Exactly the type of answer I was looking for. Not over my head but not overly dumbed down either.

And the answer is as I expected drugs are too dirty and non selective to really a answer the question.

In my expereience, I find methadone diminishes my fiendish for nicotine. I stopped smoking about 4 months into mmt and it sounds silly but I really did not intend to quit.
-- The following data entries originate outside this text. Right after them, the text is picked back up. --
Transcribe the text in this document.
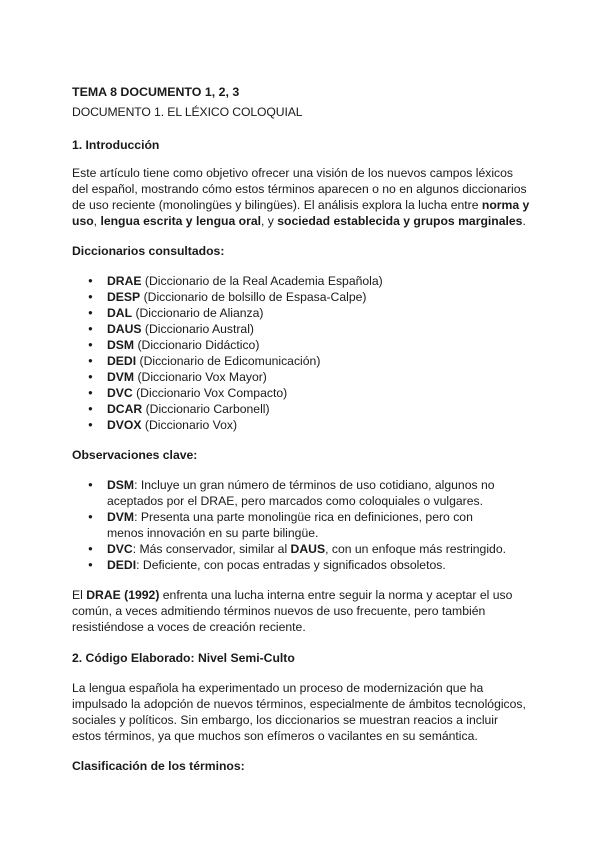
TEMA 8 DOCUMENTO 1, 2, 3

DOCUMENTO 1. EL LÉXICO COLOQUIAL

1. Introducción

Este artículo tiene como objetivo ofrecer una visión de los nuevos campos léxicos del español, mostrando cómo estos términos aparecen o no en algunos diccionarios de uso reciente (monolingües y bilingües). El análisis explora la lucha entre norma y uso, lengua escrita y lengua oral, y sociedad establecida y grupos marginales.

Diccionarios consultados:

● DRAE (Diccionario de la Real Academia Española)
● DESP (Diccionario de bolsillo de Espasa-Calpe)
● DAL (Diccionario de Alianza)
● DAUS (Diccionario Austral)
● DSM (Diccionario Didáctico)
● DEDI (Diccionario de Edicomunicación)
● DVM (Diccionario Vox Mayor)
● DVC (Diccionario Vox Compacto)
● DCAR (Diccionario Carbonell)
● DVOX (Diccionario Vox)

Observaciones clave:

● DSM: Incluye un gran número de términos de uso cotidiano, algunos no aceptados por el DRAE, pero marcados como coloquiales o vulgares.
● DVM: Presenta una parte monolingüe rica en definiciones, pero con menos innovación en su parte bilingüe.
● DVC: Más conservador, similar al DAUS, con un enfoque más restringido.
● DEDI: Deficiente, con pocas entradas y significados obsoletos.

El DRAE (1992) enfrenta una lucha interna entre seguir la norma y aceptar el uso común, a veces admitiendo términos nuevos de uso frecuente, pero también resistiéndose a voces de creación reciente.

2. Código Elaborado: Nivel Semi-Culto

La lengua española ha experimentado un proceso de modernización que ha impulsado la adopción de nuevos términos, especialmente de ámbitos tecnológicos, sociales y políticos. Sin embargo, los diccionarios se muestran reacios a incluir estos términos, ya que muchos son efímeros o vacilantes en su semántica.

Clasificación de los términos:
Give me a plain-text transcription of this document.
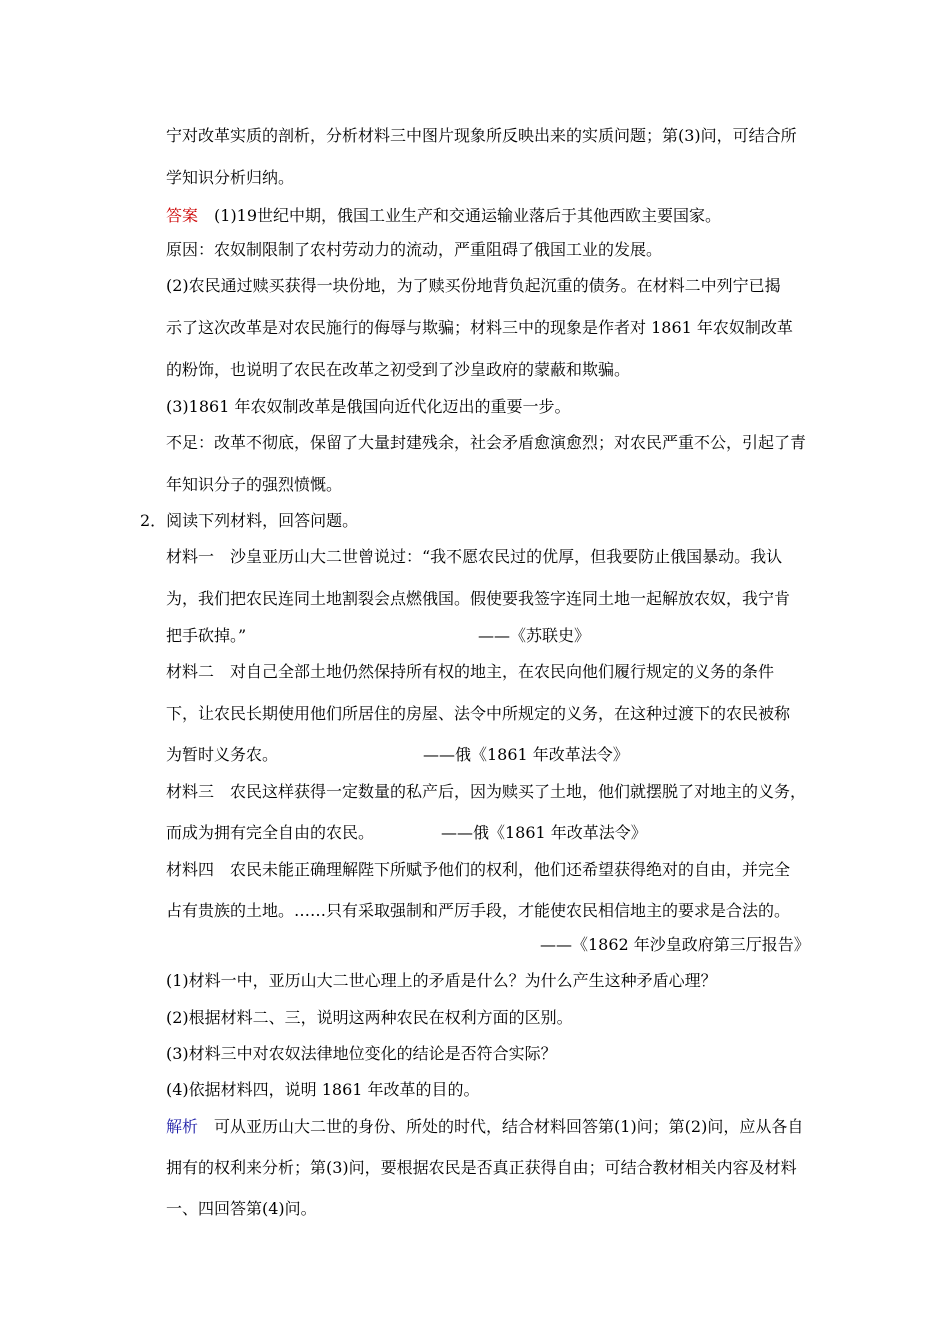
宁对改革实质的剖析，分析材料三中图片现象所反映出来的实质问题；第(3)问，可结合所
学知识分析归纳。
答案　(1)19世纪中期，俄国工业生产和交通运输业落后于其他西欧主要国家。
原因：农奴制限制了农村劳动力的流动，严重阻碍了俄国工业的发展。
(2)农民通过赎买获得一块份地，为了赎买份地背负起沉重的债务。在材料二中列宁已揭
示了这次改革是对农民施行的侮辱与欺骗；材料三中的现象是作者对 1861 年农奴制改革
的粉饰，也说明了农民在改革之初受到了沙皇政府的蒙蔽和欺骗。
(3)1861 年农奴制改革是俄国向近代化迈出的重要一步。
不足：改革不彻底，保留了大量封建残余，社会矛盾愈演愈烈；对农民严重不公，引起了青
年知识分子的强烈愤慨。
2．阅读下列材料，回答问题。
材料一　沙皇亚历山大二世曾说过：“我不愿农民过的优厚，但我要防止俄国暴动。我认
为，我们把农民连同土地割裂会点燃俄国。假使要我签字连同土地一起解放农奴，我宁肯
把手砍掉。”	——《苏联史》
材料二　对自己全部土地仍然保持所有权的地主，在农民向他们履行规定的义务的条件
下，让农民长期使用他们所居住的房屋、法令中所规定的义务，在这种过渡下的农民被称
为暂时义务农。	——俄《1861 年改革法令》
材料三　农民这样获得一定数量的私产后，因为赎买了土地，他们就摆脱了对地主的义务，
而成为拥有完全自由的农民。	——俄《1861 年改革法令》
材料四　农民未能正确理解陛下所赋予他们的权利，他们还希望获得绝对的自由，并完全
占有贵族的土地。……只有采取强制和严厉手段，才能使农民相信地主的要求是合法的。
——《1862 年沙皇政府第三厅报告》
(1)材料一中，亚历山大二世心理上的矛盾是什么？为什么产生这种矛盾心理？
(2)根据材料二、三，说明这两种农民在权利方面的区别。
(3)材料三中对农奴法律地位变化的结论是否符合实际？
(4)依据材料四，说明 1861 年改革的目的。
解析　可从亚历山大二世的身份、所处的时代，结合材料回答第(1)问；第(2)问，应从各自
拥有的权利来分析；第(3)问，要根据农民是否真正获得自由；可结合教材相关内容及材料
一、四回答第(4)问。
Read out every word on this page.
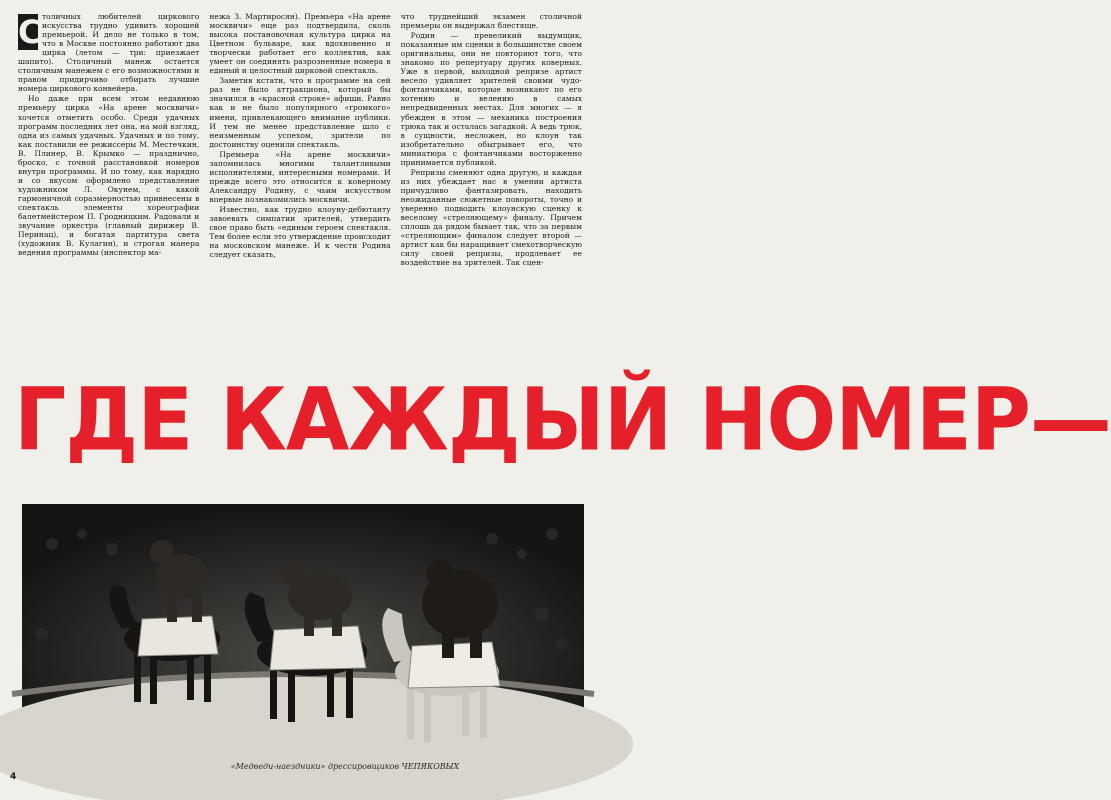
С толичных любителей циркового искусства трудно удивить хорошей премьерой. И дело не только в том, что в Москве постоянно работают два цирка (летом — три: приезжает шапито). Столичный манеж остается столичным манежем с его возможностями и правом придирчиво отбирать лучшие номера циркового конвейера.

Но даже при всем этом недавнюю премьеру цирка «На арене москвичи» хочется отметить особо. Среди удачных программ последних лет она, на мой взгляд, одна из самых удачных. Удачных и по тому, как поставили ее режиссеры М. Местечкин, В. Плинер, В. Крымко — празднично, броско, с точной расстановкой номеров внутри программы. И по тому, как нарядно и со вкусом оформлено представление художником Л. Окунем, с какой гармоничной соразмерностью привнесены в спектакль элементы хореографии балетмейстером П. Гродницким. Радовали и звучание оркестра (главный дирижер В. Перинац), и богатая партитура света (художник В. Кулагин), и строгая манера ведения программы (инспектор ма-

нежа З. Мартиросян). Премьера «На арене москвичи» еще раз подтвердила, сколь высока постановочная культура цирка на Цветном бульваре, как вдохновенно и творчески работает его коллектив, как умеет он соединять разрозненные номера в единый и целостный цирковой спектакль.

Заметив кстати, что в программе на сей раз не было аттракциона, который бы значился в «красной строке» афиши. Равно как и не было популярного «громкого» имени, привлекающего внимание публики. И тем не менее представление шло с неизменным успехом, зрители по достоинству оценили спектакль.

Премьера «На арене москвичи» запомнилась многими талантливыми исполнителями, интересными номерами. И прежде всего это относится к коверному Александру Родину, с чьим искусством впервые познакомились москвичи.

Известно, как трудно клоуну-дебютанту завоевать симпатии зрителей, утвердить свое право быть «единым героем спектакля. Тем более если это утверждение происходит на московском манеже. И к чести Родина следует сказать,

что труднейший экзамен столичной премьеры он выдержал блестяще.

Родин — превеликий выдумщик, показанные им сценки в большинстве своем оригинальны, они не повторяют того, что знакомо по репертуару других коверных. Уже в первой, выходной репризе артист весело удивляет зрителей своими чудо-фонтанчиками, которые возникают по его хотению и велению в самых непредвиденных местах. Для многих — я убежден в этом — механика построения трюка так и осталась загадкой. А ведь трюк, в сущности, несложен, но клоун так изобретательно обыгрывает его, что миниатюра с фонтанчиками восторженно принимается публикой.

Репризы сменяют одна другую, и каждая из них убеждает нас в умении артиста причудливо фантазировать, находить неожиданные сюжетные повороты, точно и уверенно подводить клоунскую сценку к веселому «стреляющему» финалу. Причем сплошь да рядом бывает так, что за первым «стреляющим» финалом следует второй — артист как бы наращивает смехотворческую силу своей репризы, продлевает ее воздействие на зрителей. Так сцен-

ГДЕ КАЖДЫЙ НОМЕР—
«Медведи-наездники» дрессировщиков ЧЕПЯКОВЫХ
4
I still suck on lozenges sometimes but I?d say I eat the vast majority before bed as the methadone is wearing off and have very little interest in the morning after I dose.

And now it makes me wonder if methadone had something to do with quitting because I?ve heard a lot of people at the clinic talk about how they?ve quit smoking. Then again a pack in SF coats like $10 and I go to the trashy clinic in the TL where most the people homeless.

I?m surprised there?s still so much we don?t know about the brain and the interaction of the different receptors. Personally I don?t think they will make it to ?curing? addiction in my lifetime but I imagine it?s possible.

 

[DotChem]

α3β4-nAChR and opiates tolerance and withdrawals

The α3β4* nicotinic ACh receptor subtype mediates physical dependence to morphine: mouse and human studies
Muldoon et al. Br J Pharmacol 2014, 171(16): 3845-3857 https://www.ncbi.nlm.nih.gov/pmc/articles/PMC4128047/ $FREE$ article

Methadone agonism/antagonism at nAChRs and smoking:

Methadone's effect on nAChRs--a link between methadone use and smoking?
Talka et al. Biochem Pharmacol 2015, 97(4): 524-549 https://www.ncbi.nlm.nih.gov/pubmed/26231941 $PAYING$ article

Abstract: Methadone is a long-acting opioid agonist that is frequently prescribed as a treatment for opioid addiction. Almost all methadone maintenance patients are smokers, and there is a correlation between smoking habit and use of methadone. Methadone administration increases tobacco smoking, and heavy smokers use higher doses of methadone. Nevertheless, methadone maintenance patients are willing to quit smoking although their quit rates are low. Studies on nicotine-methadone interactions provide an example of the bedside-to-bench approach, i.e., observations in clinical settings have been studied experimentally in vivo and in vitro. In vivo studies have revealed the interplay between nicotine and the endogenous opioid system. At the receptor level, methadone has been shown to be an agonist of human α7 nAChRs and a non-competitive antagonist of human α4β2 and α3* nAChRs. These drugs do not have significant interactions at the level of drug metabolism, and thus the interaction is most likely pharmacodynamic. The net effect of the interaction may depend on individual characteristics because pharmacogenetic factors influence the disposition of both methadone and nicotine.